Formation en sauvetage en mer : immersion au cœur du CFMU de Lévis
Tempêtes, sauvetages spectaculaires, navires géants... On parle souvent de la mer pour ses images fortes. Mais derrière chaque intervention, il y a des femmes et des hommes formés pour affronter l’urgence. Pour comprendre cette réalité, Virginie Gagnon a vécu une immersion complète au Centre de formation aux mesures d’urgence, à Lévis.
Un centre unique rattaché à l’Institut maritime du Québec
Le CFMU est rattaché à l’Institut maritime du Québec, qui forme les futurs officiers, capitaines et mécaniciens appelés à travailler en mer. Ici, on ne se contente pas de théorie : on simule le pire pour être prêt au réel.
Et je peux confirmer une chose : même en simulation, le stress, l’adrénaline et le froid sont bien réels.
Dans la peau d’un capitaine grâce au simulateur
Avant de se mouiller, passage obligé par le simulateur de navigation. Un équipement de pointe, identique à une timonerie, qui permet de s’entraîner sur des scénarios variés.
Elle a choisi de naviguer sur le fleuve Saint-Laurent, de Sainte-Pétronille jusqu’à Québec. Appel à la station de pilotage, approche délicate puis imprévu. L’exercice consistait à immobiliser le navire de façon sécuritaire. Chaque décision compte. On comprend vite que la formation est au cœur de la progression de carrière maritime.
Abandon de navire : le plan B ultime
Direction le bassin d’entraînement. Premier test : la chaloupe de sauvetage, une embarcation rigide entièrement fermée pouvant accueillir jusqu’à 18 personnes. Ceintures, poste de commande, protection thermique : tout est conçu pour maximiser les chances de survie.
Si cette option est impossible, on passe aux radeaux de sauvetage. Là, on réalise que l’abandon de navire est une décision grave, prise en dernier recours.
Sauver une personne à la mer en moins de cinq minutes
Autre scénario : récupérer une personne tombée à l’eau. À bord d’un canot de secours, l’équipe doit être opérationnelle en moins de cinq minutes.
Technique précise pour protéger son dos, sortie rapide de l’eau froide, premiers soins immédiats et prévention de l’hypothermie : tout est chronométré. La coordination avec la timonerie est essentielle pour un retour sécuritaire.

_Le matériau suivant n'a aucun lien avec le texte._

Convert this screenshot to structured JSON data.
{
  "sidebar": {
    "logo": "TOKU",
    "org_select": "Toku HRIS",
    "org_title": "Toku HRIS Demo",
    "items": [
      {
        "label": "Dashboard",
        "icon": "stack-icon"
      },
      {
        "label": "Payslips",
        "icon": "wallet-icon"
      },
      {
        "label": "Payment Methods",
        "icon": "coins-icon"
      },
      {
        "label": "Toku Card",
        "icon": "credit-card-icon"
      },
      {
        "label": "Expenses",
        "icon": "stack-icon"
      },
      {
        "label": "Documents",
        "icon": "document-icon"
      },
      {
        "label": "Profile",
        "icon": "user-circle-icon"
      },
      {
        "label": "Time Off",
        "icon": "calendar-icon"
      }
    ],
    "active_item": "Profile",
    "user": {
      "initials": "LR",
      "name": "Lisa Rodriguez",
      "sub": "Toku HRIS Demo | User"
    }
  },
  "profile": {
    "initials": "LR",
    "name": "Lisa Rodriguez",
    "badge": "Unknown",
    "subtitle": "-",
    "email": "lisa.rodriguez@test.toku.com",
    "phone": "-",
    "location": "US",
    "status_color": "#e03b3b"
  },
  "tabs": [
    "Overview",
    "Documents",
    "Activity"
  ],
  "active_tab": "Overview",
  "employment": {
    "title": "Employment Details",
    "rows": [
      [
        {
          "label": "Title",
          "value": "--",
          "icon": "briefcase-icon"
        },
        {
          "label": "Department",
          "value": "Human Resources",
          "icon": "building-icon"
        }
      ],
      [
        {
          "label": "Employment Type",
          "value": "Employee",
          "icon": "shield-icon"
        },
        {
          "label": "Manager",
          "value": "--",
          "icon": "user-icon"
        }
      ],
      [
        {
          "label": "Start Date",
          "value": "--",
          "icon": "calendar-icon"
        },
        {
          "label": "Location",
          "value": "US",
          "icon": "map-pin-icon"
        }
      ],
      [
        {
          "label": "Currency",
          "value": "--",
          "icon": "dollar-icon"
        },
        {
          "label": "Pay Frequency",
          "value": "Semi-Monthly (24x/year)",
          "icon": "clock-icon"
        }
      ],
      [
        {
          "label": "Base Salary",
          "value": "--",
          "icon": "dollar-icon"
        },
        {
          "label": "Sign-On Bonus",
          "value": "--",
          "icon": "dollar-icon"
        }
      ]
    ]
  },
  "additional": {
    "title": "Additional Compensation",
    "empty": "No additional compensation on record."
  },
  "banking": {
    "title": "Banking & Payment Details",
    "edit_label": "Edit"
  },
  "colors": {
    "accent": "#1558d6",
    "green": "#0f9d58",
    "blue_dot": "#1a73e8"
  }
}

Le saut en habit d’immersion
Dernière étape : enfiler l’habit d’immersion rouge et sauter d’une plateforme de trois mètres. Déjà, l’enfiler demande méthode et calme. Une mauvaise installation, et l’air emprisonné peuvent déséquilibrer le corps.
Le radeau est d’abord déployé par cylindre à l’eau, cordage tiré fermement, et il se gonfle instantanément. Puis vient le saut. L’eau est froide, mais l’habit protège efficacement. On flotte presque sans effort. Il suffit de nager vers le radeau, grimper et respirer.
Bien plus que des navires
Cette immersion m’a révélé un univers fascinant où sécurité, rigueur et travail d’équipe sont vitaux. Le milieu maritime québécois ne forme pas seulement des marins : il prépare des professionnels capables de garder la tête froide quand tout bascule.